Grzegorz Ekiert is Laurence A. Tisch Professor of Government at Harvard University, Director of the Minda de Gunzburg Center for European Studies, and Senior Scholar at the Harvard Academy for International and Area Studies. His research and teaching interests focus on comparative politics, regime change and democratization, civil society and social movements and East European politics and societies. His books include: Ruling by Other Means: State-Mobilized Movements, (co-editors Elizabeth J. Perry and Yan Xiaojun), Cambridge University Press, 2020; Capitalism and Democracy in Central and Eastern Europe: Assessing the Legacy of Communist Rule, (co-editor Stephen Hanson), Cambridge University Press 2003; Rebellious Civil Society. Popular Protest and Democratic Consolidation in Poland, (co-author Jan Kubik), University of Michigan Press 1999; The State Against Society: Political Crises and Their Aftermath in East Central Europe, Princeton University Press 1996. His papers appeared in numerous social science journals in the US, Europe and Asia and in many edited volumes.

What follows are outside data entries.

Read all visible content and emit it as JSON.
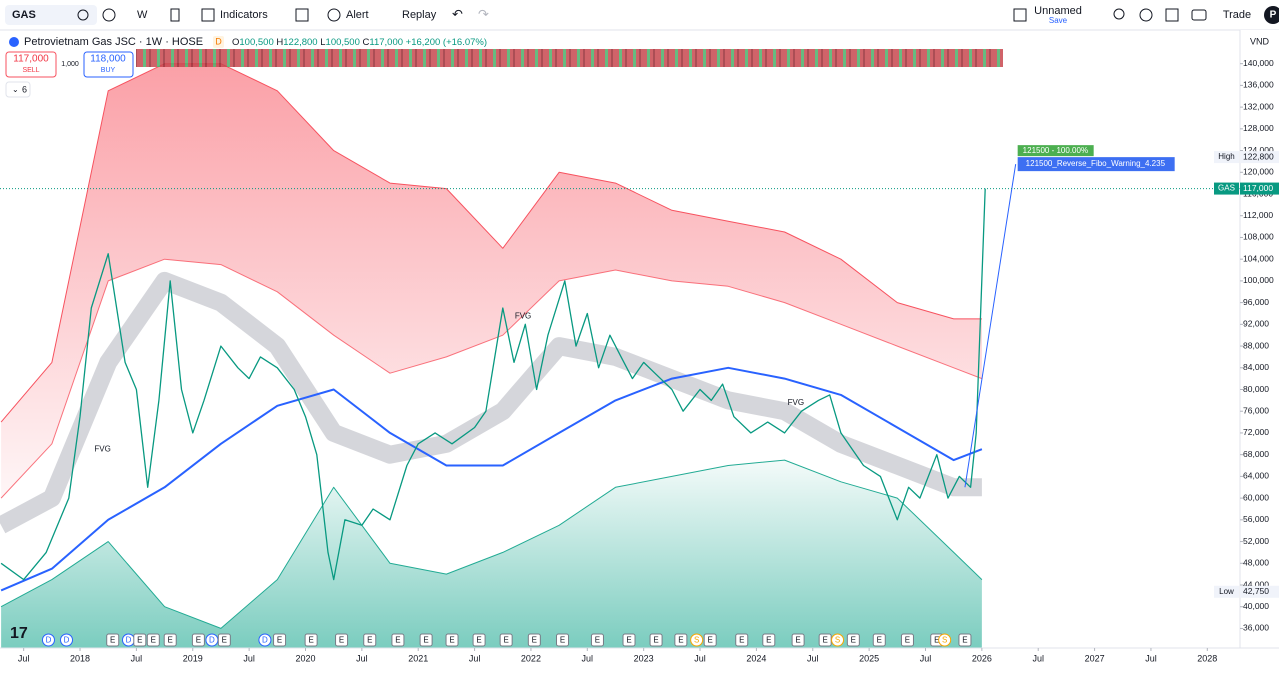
{
  "toolbar": {
    "symbol": "GAS",
    "interval": "W",
    "indicators": "Indicators",
    "alert": "Alert",
    "replay": "Replay",
    "layout_name": "Unnamed",
    "layout_status": "Save",
    "trade": "Trade",
    "avatar": "P"
  },
  "legend": {
    "title": "Petrovietnam Gas JSC · 1W · HOSE",
    "flag": "D",
    "open_label": "O",
    "open": "100,500",
    "high_label": "H",
    "high": "122,800",
    "low_label": "L",
    "low": "100,500",
    "close_label": "C",
    "close": "117,000",
    "change": "+16,200 (+16.07%)",
    "sell_price": "117,000",
    "sell": "SELL",
    "spread": "1,000",
    "buy_price": "118,000",
    "buy": "BUY",
    "indicator_count": "6"
  },
  "chart_data": {
    "type": "line",
    "currency": "VND",
    "x": [
      2017.3,
      2017.5,
      2017.7,
      2017.9,
      2018.0,
      2018.1,
      2018.25,
      2018.4,
      2018.5,
      2018.6,
      2018.7,
      2018.8,
      2018.9,
      2019.0,
      2019.1,
      2019.25,
      2019.4,
      2019.5,
      2019.6,
      2019.75,
      2019.9,
      2020.0,
      2020.1,
      2020.2,
      2020.25,
      2020.35,
      2020.5,
      2020.6,
      2020.75,
      2020.9,
      2021.0,
      2021.15,
      2021.3,
      2021.5,
      2021.6,
      2021.75,
      2021.85,
      2021.95,
      2022.05,
      2022.15,
      2022.3,
      2022.4,
      2022.5,
      2022.6,
      2022.7,
      2022.8,
      2022.9,
      2023.0,
      2023.1,
      2023.25,
      2023.35,
      2023.5,
      2023.6,
      2023.7,
      2023.8,
      2023.95,
      2024.1,
      2024.25,
      2024.4,
      2024.55,
      2024.65,
      2024.75,
      2024.85,
      2024.95,
      2025.1,
      2025.25,
      2025.35,
      2025.45,
      2025.6,
      2025.7,
      2025.8,
      2025.9,
      2025.95,
      2026.0,
      2026.03
    ],
    "series": [
      {
        "color": "#089981",
        "values": [
          48000,
          45000,
          50000,
          60000,
          75000,
          95000,
          105000,
          85000,
          80000,
          62000,
          78000,
          100000,
          80000,
          72000,
          78000,
          88000,
          84000,
          82000,
          86000,
          84000,
          80000,
          75000,
          68000,
          50000,
          45000,
          56000,
          55000,
          58000,
          56000,
          66000,
          70000,
          72000,
          70000,
          73000,
          76000,
          95000,
          85000,
          92000,
          80000,
          90000,
          100000,
          88000,
          94000,
          84000,
          90000,
          86000,
          82000,
          85000,
          83000,
          80000,
          76000,
          80000,
          78000,
          81000,
          75000,
          72000,
          74000,
          72000,
          76000,
          78000,
          79000,
          72000,
          69000,
          66000,
          64000,
          56000,
          62000,
          60000,
          68000,
          60000,
          64000,
          62000,
          72000,
          100500,
          117000
        ]
      }
    ],
    "bands": {
      "x": [
        2017.3,
        2017.75,
        2018.25,
        2018.75,
        2019.25,
        2019.75,
        2020.25,
        2020.75,
        2021.25,
        2021.75,
        2022.25,
        2022.75,
        2023.25,
        2023.75,
        2024.25,
        2024.75,
        2025.25,
        2025.75,
        2026.0
      ],
      "series": [
        {
          "color": "#f7525f",
          "values": [
            74000,
            85000,
            135000,
            140000,
            140000,
            135000,
            124000,
            118000,
            117000,
            106000,
            120000,
            118000,
            113000,
            111000,
            109000,
            104000,
            96000,
            93000,
            93000
          ]
        },
        {
          "color": "#f7525f",
          "values": [
            60000,
            70000,
            100000,
            104000,
            103000,
            98000,
            90000,
            83000,
            86000,
            90000,
            100000,
            102000,
            100000,
            99000,
            96000,
            92000,
            88000,
            84000,
            82000
          ]
        },
        {
          "color": "#b2b5be",
          "values": [
            55000,
            60000,
            85000,
            100000,
            96000,
            88000,
            72000,
            68000,
            70000,
            76000,
            88000,
            86000,
            82000,
            78000,
            76000,
            70000,
            66000,
            62000,
            62000
          ]
        },
        {
          "color": "#2962ff",
          "values": [
            43000,
            47000,
            56000,
            62000,
            70000,
            77000,
            80000,
            72000,
            66000,
            66000,
            72000,
            78000,
            82000,
            84000,
            82000,
            79000,
            73000,
            67000,
            69000
          ]
        },
        {
          "color": "#22ab94",
          "values": [
            40000,
            45000,
            52000,
            40000,
            36000,
            45000,
            62000,
            48000,
            46000,
            50000,
            55000,
            62000,
            64000,
            66000,
            67000,
            63000,
            60000,
            50000,
            45000
          ]
        }
      ]
    },
    "price_labels": [
      {
        "label": "High",
        "value": 122800,
        "value_label": "122,800",
        "color": "#131722"
      },
      {
        "label": "GAS",
        "value": 117000,
        "value_label": "117,000",
        "color": "#089981"
      },
      {
        "label": "Low",
        "value": 42750,
        "value_label": "42,750",
        "color": "#131722"
      }
    ],
    "annotations": [
      {
        "text": "FVG",
        "x": 2018.2,
        "y": 69000
      },
      {
        "text": "FVG",
        "x": 2021.93,
        "y": 93500
      },
      {
        "text": "FVG",
        "x": 2024.35,
        "y": 77500
      }
    ],
    "fib": {
      "level": "121500 - 100.00%",
      "label": "121500_Reverse_Fibo_Warning_4.235",
      "from": [
        2025.85,
        62000
      ],
      "to": [
        2026.3,
        121500
      ]
    },
    "events": [
      {
        "x": 2017.72,
        "label": "D"
      },
      {
        "x": 2017.88,
        "label": "D"
      },
      {
        "x": 2018.29,
        "label": "E"
      },
      {
        "x": 2018.43,
        "label": "D"
      },
      {
        "x": 2018.53,
        "label": "E"
      },
      {
        "x": 2018.65,
        "label": "E"
      },
      {
        "x": 2018.8,
        "label": "E"
      },
      {
        "x": 2019.05,
        "label": "E"
      },
      {
        "x": 2019.17,
        "label": "D"
      },
      {
        "x": 2019.28,
        "label": "E"
      },
      {
        "x": 2019.64,
        "label": "D"
      },
      {
        "x": 2019.77,
        "label": "E"
      },
      {
        "x": 2020.05,
        "label": "E"
      },
      {
        "x": 2020.32,
        "label": "E"
      },
      {
        "x": 2020.57,
        "label": "E"
      },
      {
        "x": 2020.82,
        "label": "E"
      },
      {
        "x": 2021.07,
        "label": "E"
      },
      {
        "x": 2021.3,
        "label": "E"
      },
      {
        "x": 2021.54,
        "label": "E"
      },
      {
        "x": 2021.78,
        "label": "E"
      },
      {
        "x": 2022.03,
        "label": "E"
      },
      {
        "x": 2022.28,
        "label": "E"
      },
      {
        "x": 2022.59,
        "label": "E"
      },
      {
        "x": 2022.87,
        "label": "E"
      },
      {
        "x": 2023.11,
        "label": "E"
      },
      {
        "x": 2023.33,
        "label": "E"
      },
      {
        "x": 2023.47,
        "label": "S"
      },
      {
        "x": 2023.59,
        "label": "E"
      },
      {
        "x": 2023.87,
        "label": "E"
      },
      {
        "x": 2024.11,
        "label": "E"
      },
      {
        "x": 2024.37,
        "label": "E"
      },
      {
        "x": 2024.61,
        "label": "E"
      },
      {
        "x": 2024.72,
        "label": "S"
      },
      {
        "x": 2024.86,
        "label": "E"
      },
      {
        "x": 2025.09,
        "label": "E"
      },
      {
        "x": 2025.34,
        "label": "E"
      },
      {
        "x": 2025.6,
        "label": "E"
      },
      {
        "x": 2025.67,
        "label": "S"
      },
      {
        "x": 2025.85,
        "label": "E"
      }
    ],
    "xlim": [
      2017.29,
      2028.29
    ],
    "xticks": [
      {
        "value": 2017.5,
        "label": "Jul"
      },
      2018,
      {
        "value": 2018.5,
        "label": "Jul"
      },
      2019,
      {
        "value": 2019.5,
        "label": "Jul"
      },
      2020,
      {
        "value": 2020.5,
        "label": "Jul"
      },
      2021,
      {
        "value": 2021.5,
        "label": "Jul"
      },
      2022,
      {
        "value": 2022.5,
        "label": "Jul"
      },
      2023,
      {
        "value": 2023.5,
        "label": "Jul"
      },
      2024,
      {
        "value": 2024.5,
        "label": "Jul"
      },
      2025,
      {
        "value": 2025.5,
        "label": "Jul"
      },
      2026,
      {
        "value": 2026.5,
        "label": "Jul"
      },
      2027,
      {
        "value": 2027.5,
        "label": "Jul"
      },
      2028
    ],
    "ylim": [
      32400,
      146200
    ],
    "yticks": [
      {
        "value": 36000,
        "label": "36,000"
      },
      {
        "value": 40000,
        "label": "40,000"
      },
      {
        "value": 44000,
        "label": "44,000"
      },
      {
        "value": 48000,
        "label": "48,000"
      },
      {
        "value": 52000,
        "label": "52,000"
      },
      {
        "value": 56000,
        "label": "56,000"
      },
      {
        "value": 60000,
        "label": "60,000"
      },
      {
        "value": 64000,
        "label": "64,000"
      },
      {
        "value": 68000,
        "label": "68,000"
      },
      {
        "value": 72000,
        "label": "72,000"
      },
      {
        "value": 76000,
        "label": "76,000"
      },
      {
        "value": 80000,
        "label": "80,000"
      },
      {
        "value": 84000,
        "label": "84,000"
      },
      {
        "value": 88000,
        "label": "88,000"
      },
      {
        "value": 92000,
        "label": "92,000"
      },
      {
        "value": 96000,
        "label": "96,000"
      },
      {
        "value": 100000,
        "label": "100,000"
      },
      {
        "value": 104000,
        "label": "104,000"
      },
      {
        "value": 108000,
        "label": "108,000"
      },
      {
        "value": 112000,
        "label": "112,000"
      },
      {
        "value": 116000,
        "label": "116,000"
      },
      {
        "value": 120000,
        "label": "120,000"
      },
      {
        "value": 124000,
        "label": "124,000"
      },
      {
        "value": 128000,
        "label": "128,000"
      },
      {
        "value": 132000,
        "label": "132,000"
      },
      {
        "value": 136000,
        "label": "136,000"
      },
      {
        "value": 140000,
        "label": "140,000"
      }
    ]
  }
}
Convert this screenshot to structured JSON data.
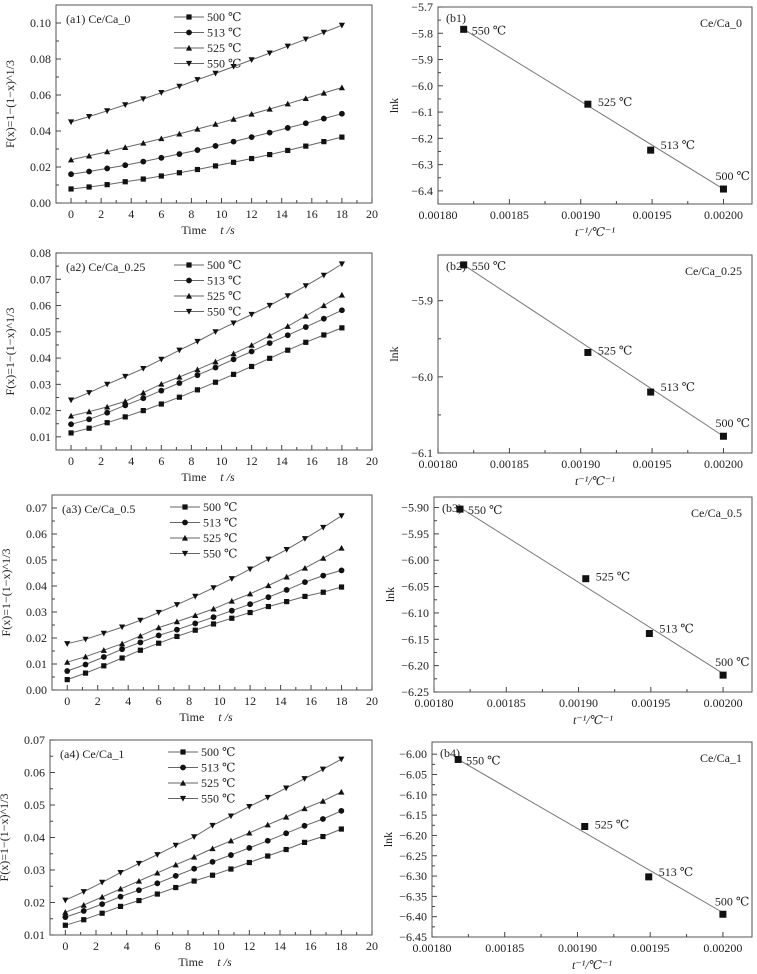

Democracy and Authoritarianism in the XXI century
Contemporary research on the state of democracy in the world shows steady erosion of the quality of democratic institutions and respect for civil rights. Public opinion polls register declining trust in governments, representative institutions, and political parties. Populist and extremist movements are on the rise across the globe. Since the early years of the XXI century, this growing “democratic deficit” has affected both old and new democracies. The erosion of democracy has been paralleled by another trend that is less noted but equally significant. It can be described as the “dictatorial drift,” affecting both hybrid regimes and “soft” authoritarian systems. It is characterized by the concentration of executive power, rejection of the rule of law and destruction of trappings of democracy – fair elections, opposition parties, free media, independent civil society organizations. It also entails growing repressiveness and use of force both at home and abroad. I will illustrate these trends and discuss their causes and consequences focusing on formerly communist countries in Europe.